The Secrets of My Battered Brain
I wasn’t in control of my brain. I wasn’t the person I was before the falls. Strange things were happening to me. THINGS I COULDN’T CONTROL. I lost my ability to spell everything I used to spell without a thought. I looked up a drawing of the brain and found out that the side I hit against the concrete was the part of my brain that was the “spelling gray matter area.” Good thing we now have spell check!

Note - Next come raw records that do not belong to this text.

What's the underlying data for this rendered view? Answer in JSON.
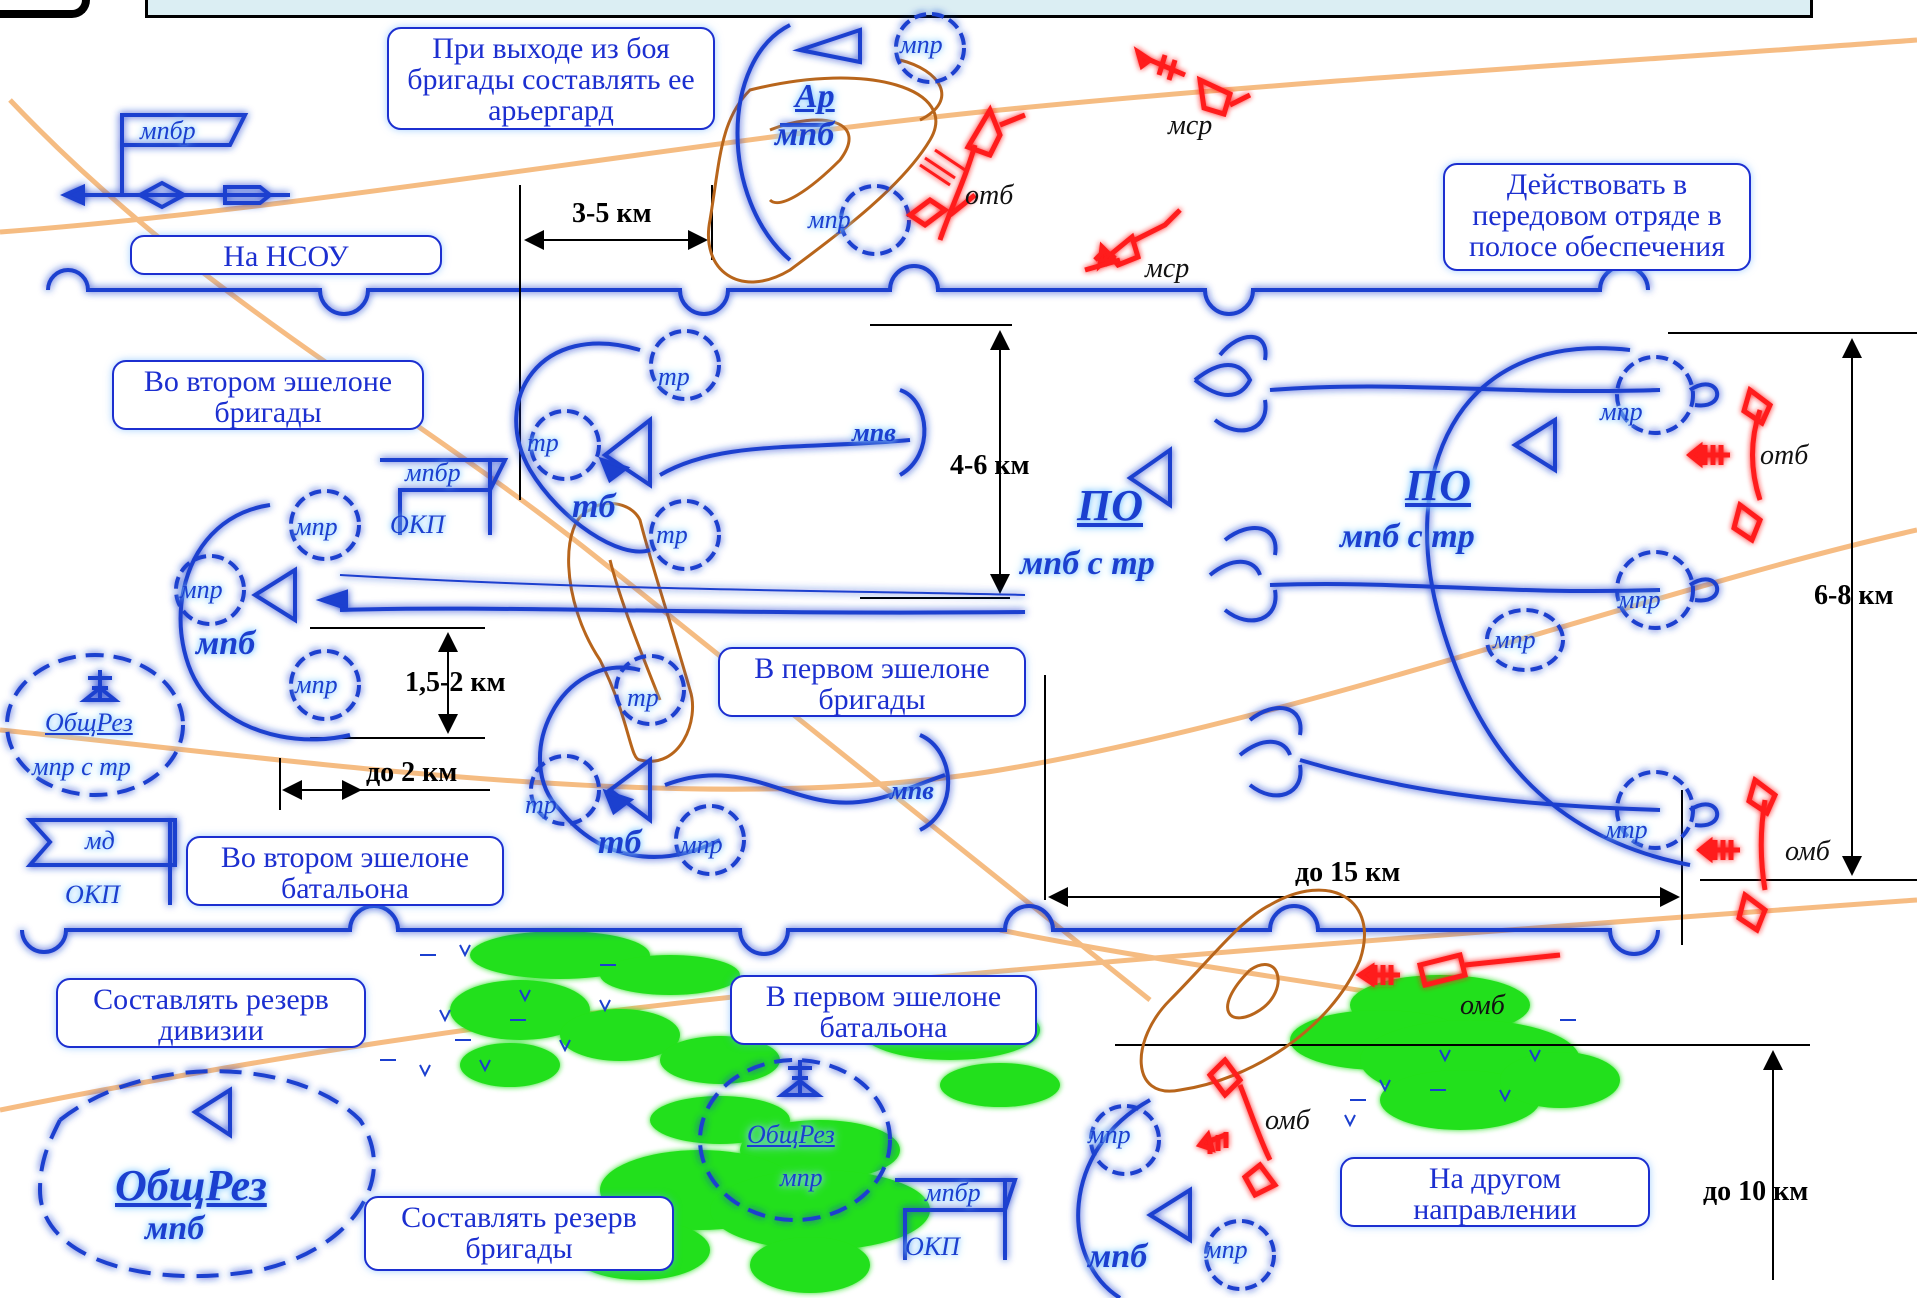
{
  "callouts": {
    "rearguard": "При выходе из боя бригады составлять ее арьергард",
    "nsou": "На НСОУ",
    "vanguard": "Действовать в передовом отряде в полосе обеспечения",
    "second_echelon_brigade": "Во втором эшелоне бригады",
    "first_echelon_brigade": "В первом эшелоне бригады",
    "second_echelon_battalion": "Во втором эшелоне батальона",
    "division_reserve": "Составлять резерв дивизии",
    "first_echelon_battalion": "В первом эшелоне батальона",
    "other_direction": "На другом направлении",
    "brigade_reserve": "Составлять резерв бригады"
  },
  "dimensions": {
    "d1": "3-5 км",
    "d2": "4-6 км",
    "d3": "1,5-2 км",
    "d4": "до 2 км",
    "d5": "до 15 км",
    "d6": "6-8 км",
    "d7": "до 10 км"
  },
  "units": {
    "mpbr": "мпбр",
    "mpr": "мпр",
    "tr": "тр",
    "mpv": "мпв",
    "mpb": "мпб",
    "tb": "тб",
    "okp": "ОКП",
    "md": "мд",
    "ar": "Ар",
    "po": "ПО",
    "mpb_s_tr": "мпб с тр",
    "obshrez": "ОбщРез",
    "mpr_s_tr": "мпр с тр"
  },
  "enemy": {
    "msr": "мср",
    "otb": "отб",
    "omb": "омб"
  },
  "colors": {
    "friendly": "#1b3fcf",
    "glow": "#8fd0ff",
    "enemy": "#ff1a1a",
    "road": "#f5b575",
    "rearguard_route": "#b8651b",
    "marsh": "#22e01a"
  }
}
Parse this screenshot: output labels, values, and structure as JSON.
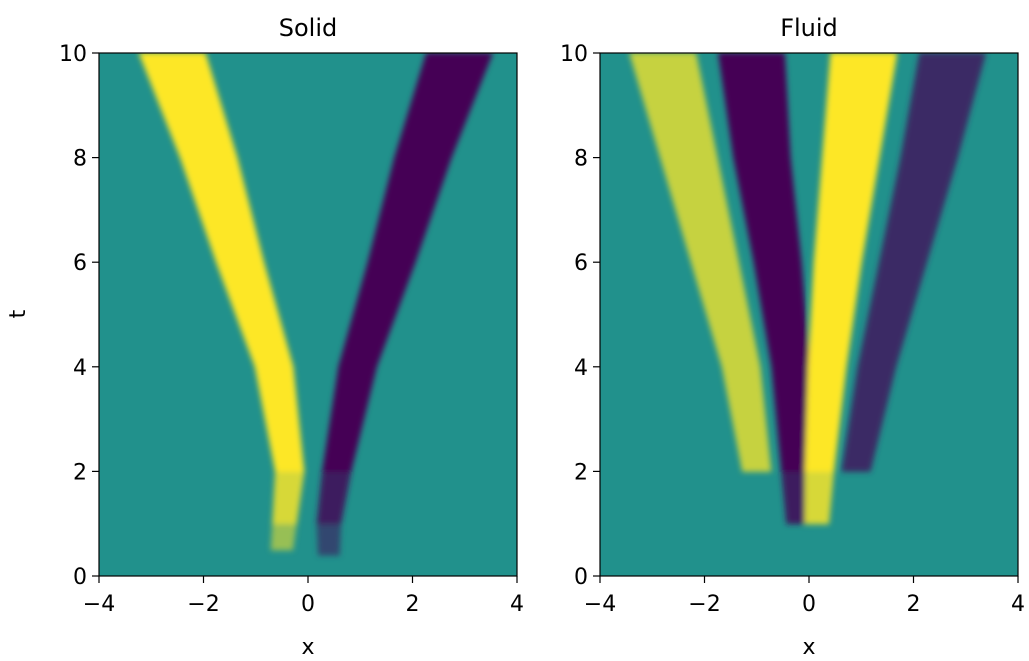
{
  "chart_data": [
    {
      "type": "heatmap",
      "title": "Solid",
      "xlabel": "x",
      "ylabel": "t",
      "xlim": [
        -4,
        4
      ],
      "ylim": [
        0,
        10
      ],
      "xticks": [
        -4,
        -2,
        0,
        2,
        4
      ],
      "yticks": [
        0,
        2,
        4,
        6,
        8,
        10
      ],
      "xtick_labels": [
        "−4",
        "−2",
        "0",
        "2",
        "4"
      ],
      "ytick_labels": [
        "0",
        "2",
        "4",
        "6",
        "8",
        "10"
      ],
      "colormap": "viridis",
      "features": [
        {
          "sign": "positive",
          "points": [
            [
              -0.5,
              0.5
            ],
            [
              -0.45,
              1.0
            ],
            [
              -0.35,
              2.0
            ],
            [
              -0.65,
              4.0
            ],
            [
              -1.3,
              6.0
            ],
            [
              -1.9,
              8.0
            ],
            [
              -2.6,
              10.0
            ]
          ],
          "peak": 1.0
        },
        {
          "sign": "negative",
          "points": [
            [
              0.4,
              0.4
            ],
            [
              0.4,
              1.0
            ],
            [
              0.55,
              2.0
            ],
            [
              0.95,
              4.0
            ],
            [
              1.6,
              6.0
            ],
            [
              2.2,
              8.0
            ],
            [
              2.9,
              10.0
            ]
          ],
          "peak": 1.0
        }
      ]
    },
    {
      "type": "heatmap",
      "title": "Fluid",
      "xlabel": "x",
      "ylabel": "",
      "xlim": [
        -4,
        4
      ],
      "ylim": [
        0,
        10
      ],
      "xticks": [
        -4,
        -2,
        0,
        2,
        4
      ],
      "yticks": [
        0,
        2,
        4,
        6,
        8,
        10
      ],
      "xtick_labels": [
        "−4",
        "−2",
        "0",
        "2",
        "4"
      ],
      "ytick_labels": [
        "0",
        "2",
        "4",
        "6",
        "8",
        "10"
      ],
      "colormap": "viridis",
      "features": [
        {
          "sign": "positive",
          "points": [
            [
              -1.0,
              2.0
            ],
            [
              -1.3,
              4.0
            ],
            [
              -1.8,
              6.0
            ],
            [
              -2.3,
              8.0
            ],
            [
              -2.8,
              10.0
            ]
          ],
          "peak": 0.75
        },
        {
          "sign": "negative",
          "points": [
            [
              -0.2,
              1.0
            ],
            [
              -0.25,
              2.0
            ],
            [
              -0.35,
              4.0
            ],
            [
              -0.6,
              6.0
            ],
            [
              -0.9,
              8.0
            ],
            [
              -1.1,
              10.0
            ]
          ],
          "peak": 1.0
        },
        {
          "sign": "positive",
          "points": [
            [
              0.15,
              1.0
            ],
            [
              0.2,
              2.0
            ],
            [
              0.35,
              4.0
            ],
            [
              0.55,
              6.0
            ],
            [
              0.8,
              8.0
            ],
            [
              1.05,
              10.0
            ]
          ],
          "peak": 1.0
        },
        {
          "sign": "negative",
          "points": [
            [
              0.9,
              2.0
            ],
            [
              1.3,
              4.0
            ],
            [
              1.8,
              6.0
            ],
            [
              2.3,
              8.0
            ],
            [
              2.75,
              10.0
            ]
          ],
          "peak": 0.7
        }
      ]
    }
  ]
}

Other things that were new to me and quite scary were: noises; like the loud beep of a car horn that would send me into an uncontrollable panic attack that would cause me to shiver and shake. Various things would trigger a panic attack. Like when Joe was driving and turned down the wrong street. I didn’t know what would trigger the panic and/or anxiety. If a room was crowded with people I would become anxious and practically run out of the room in sheer terror. I would get angry with Joe for no reason…and yell at him. Joe was my hero. He didn’t yell back, he just held me close until the shivering was over. He understood and never got impatient. I didn’t want anyone to know that I was brain damaged. I didn’t think they’d understand and I really didn’t know how to explain it. Life is tough when you’re in hiding.
Out of Hiding
One morning as Joe and I were going into church one of my friends called from the parking lot and wanted to talk to me. She had recently taken a bad fall on a sidewalk pavement. She asked me if I had become a different person after my fall. Right then I knew she was me. She was a different woman from the one before her fall and she didn’t understand it. Because she asked me the question in the parking lot also told me she was in hiding, too. It’s scary not knowing yourself anymore.
My answer to her was, “Yes, many things have changed.” I told her about my panic attacks and my outburst of yelling and my shivering and shaking for no apparent reason. My fear of loud noises. I told her my spelling had become poor. I don’t spell as well as I did. Retrieving things from my brain was not easy. She listened and nodded often. I could see what I was saying was familiar and helpful. She told me that her husband said to her, “I don’t know who you are anymore.” I told her that Joe would be glad to talk to her husband, Benny, about her fall that could easily produced a “traumatic brain injury.” It does cause big time trauma to a brain and changes your Life and Personality.
Facing Reality
I wrote all this down to face my problems with honesty and to stop hiding behind the “this is not happening category.” I needed to face reality and know that my brain is broken, to come clean that I have brain injury problems instead of hiding the problems; to be open to the truth. God is truth and I know that He wants me to help others with similar head injuries.
Praise be to the God and Father of our Lord Jesus Christ, the Father of compassion and the God of all comfort, who comforts us in all our troubles, so that we can comfort those in any trouble with the comfort we ourselves have received from God (2 Corinthians 1: 3, 4).
Miriam Gautier is a member of Treasure Coast Presbyterian Church (PCA) in Stuart, Fla.